Binyamin Netanyahu and Barack Obama have at least one thing in common. It would be hard to find two more accomplished orators on the international stage.
They instinctively read their audiences, are masters of the pregnant pause and the seemingly spontaneous quip, and expertly milk multiple standing ovations.
In his eight-day journey from the Knesset in Jerusalem to the Congress in Washington, stopping off at the AIPAC convention, Mr Netanyahu set out Israel's case in rhetorical flourishes. For President Obama, the two Middle East policy addresses, at the State Department and AIPAC, were merely a warm-up for his grand European tour this week.
But five speeches later, is peace in the region any closer?
The answer is, if at all, that prospects for any kind of significant engagement between Israel and the Palestinian Authority have receded this week. The President and Prime Minister have succeeded mainly in deepening the mutual suspicion between them.
Netanyahu is convinced that Obama ambushed him in his State Department speech when he talked about 1967 borders as the Israeli Prime Minister was about to board the plane for Washington.
Obama cannot have failed to note that the Israeli leader is distinctly more popular than him in the Republican-dominated Congress, and even among his own party's senators and representatives. It is hard to see how the two can partner in a diplomatic initiative any time this side of the American presidential elections, still 18 months away. The most they can hope for is a tense coexistence.
Meanwhile, there are the Palestinians, who are also disappointed with Obama. He pledged to side with Israel in opposing the unilateral recognition of a Palestinian state in the United Nations in September, but at the same time, did not offer any real basis for a resumption of talks with Israel.
Nobel Peace Prize Laureate Obama promised much, but after encouraging the Palestinians to cling to the demand of a complete freeze on settlement building, he failed to supply them a ladder to climb down when it emerged that Mr Netanyahu was unwilling, or at least incapable of, delivering that with his current coalition.
The president has lost credibility as a serious mediator with both Israelis and Palestinians, and now he is reduced to asking the leaders of the European Union for support in a peace initiative he has failed to articulate clearly, despite all his eloquence.
Meanwhile, the region is hurtling towards the September deadline.
September is not just the month of the United Nations General Assembly in New York. It is the point at which most Israeli and Palestinian analysts believe that the pent-up frustrations of the Palestinians will finally blow, after being stoked by the ineffectual President Mahmoud Abbas.

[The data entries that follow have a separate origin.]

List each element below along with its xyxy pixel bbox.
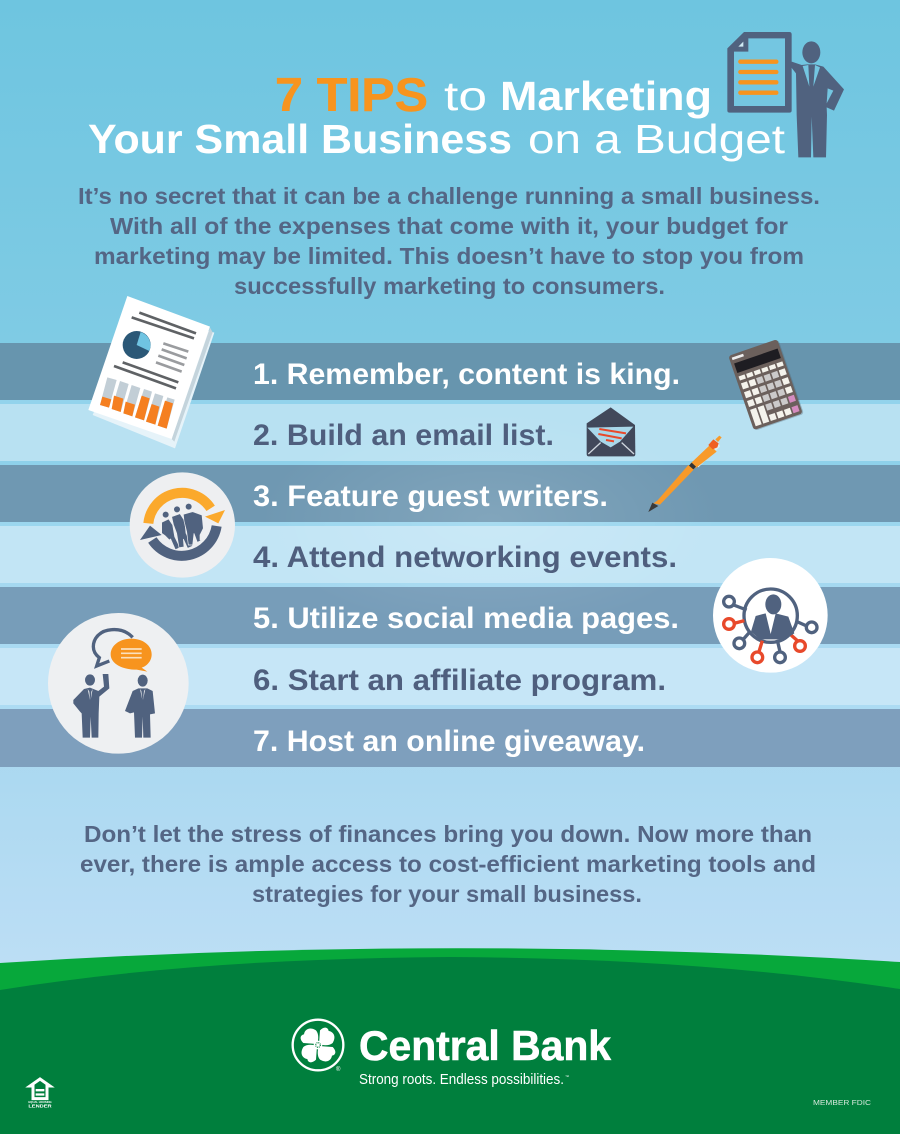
icon: network circle — [713, 558, 828, 673]
tips list: 6. Start an affiliate program. — [253, 664, 666, 697]
member fdic: MEMBER FDIC — [813, 1098, 872, 1107]
intro paragraph: successfully marketing to consumers. — [234, 273, 665, 299]
tips list — [253, 358, 680, 758]
closing paragraph: ever, there is ample access to cost-efficient marketing tools and — [80, 851, 816, 877]
logo: Central Bank — [293, 1020, 612, 1088]
title: 7 TIPS — [275, 68, 428, 121]
intro paragraph: It’s no secret that it can be a challenge running a small business. — [78, 183, 820, 209]
green footer — [0, 948, 900, 1134]
tips list: 5. Utilize social media pages. — [253, 602, 679, 635]
closing paragraph: strategies for your small business. — [252, 881, 642, 907]
logo: Central Bank: Strong roots. Endless possibilities. — [359, 1072, 564, 1088]
tip bands — [0, 343, 900, 767]
intro paragraph — [78, 183, 820, 299]
icon: report document — [88, 296, 214, 448]
title — [88, 68, 786, 162]
title: on a Budget — [528, 116, 786, 162]
icon: presenter with document — [727, 32, 844, 157]
intro paragraph: marketing may be limited. This doesn’t have to stop you from — [94, 243, 804, 269]
logo: Central Bank: ® — [336, 1066, 341, 1073]
closing paragraph: Don’t let the stress of finances bring you down. Now more than — [84, 821, 812, 847]
icon: team rotation circle — [130, 472, 235, 578]
icon: two people talking circle — [48, 613, 189, 754]
intro paragraph: With all of the expenses that come with it, your budget for — [110, 213, 788, 239]
title: Marketing — [500, 73, 712, 119]
logo: Central Bank: Central Bank — [359, 1022, 612, 1069]
icon: equal housing lender: LENDER — [28, 1103, 53, 1108]
tips list: 2. Build an email list. — [253, 419, 554, 452]
title: to — [444, 73, 487, 119]
closing paragraph — [80, 821, 816, 907]
icon: equal housing lender — [28, 1079, 53, 1108]
icon: pen — [648, 436, 722, 512]
icon: equal housing lender: EQUAL HOUSING — [28, 1100, 52, 1104]
title: Your Small Business — [88, 116, 512, 162]
tips list: 4. Attend networking events. — [253, 541, 677, 574]
icon: clover — [293, 1020, 343, 1070]
tips list: 1. Remember, content is king. — [253, 358, 680, 391]
logo: Central Bank: ™ — [565, 1074, 569, 1079]
icon: envelope — [587, 407, 635, 456]
tips list: 7. Host an online giveaway. — [253, 725, 645, 758]
tips list: 3. Feature guest writers. — [253, 480, 608, 513]
icon: calculator — [728, 339, 804, 431]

What form will this explosion take? Will we see non-violent marches of thousands of Palestinian citizens on Israeli checkpoints and settlements, posing a new challenge for the IDF, or will this be a full-blown Third Intifada, with a return to terror tactics? And how will the Palestinian security forces react, currently co-operating in the West Bank with the IDF to keep Hamas at bay?
Hamas, Hizbollah and Iran are all waiting in the wings to take advantage of the situation. The two leaders in Washington should have worked together at trying to find a way of averting disaster in four months, instead they competed at waxing eloquent.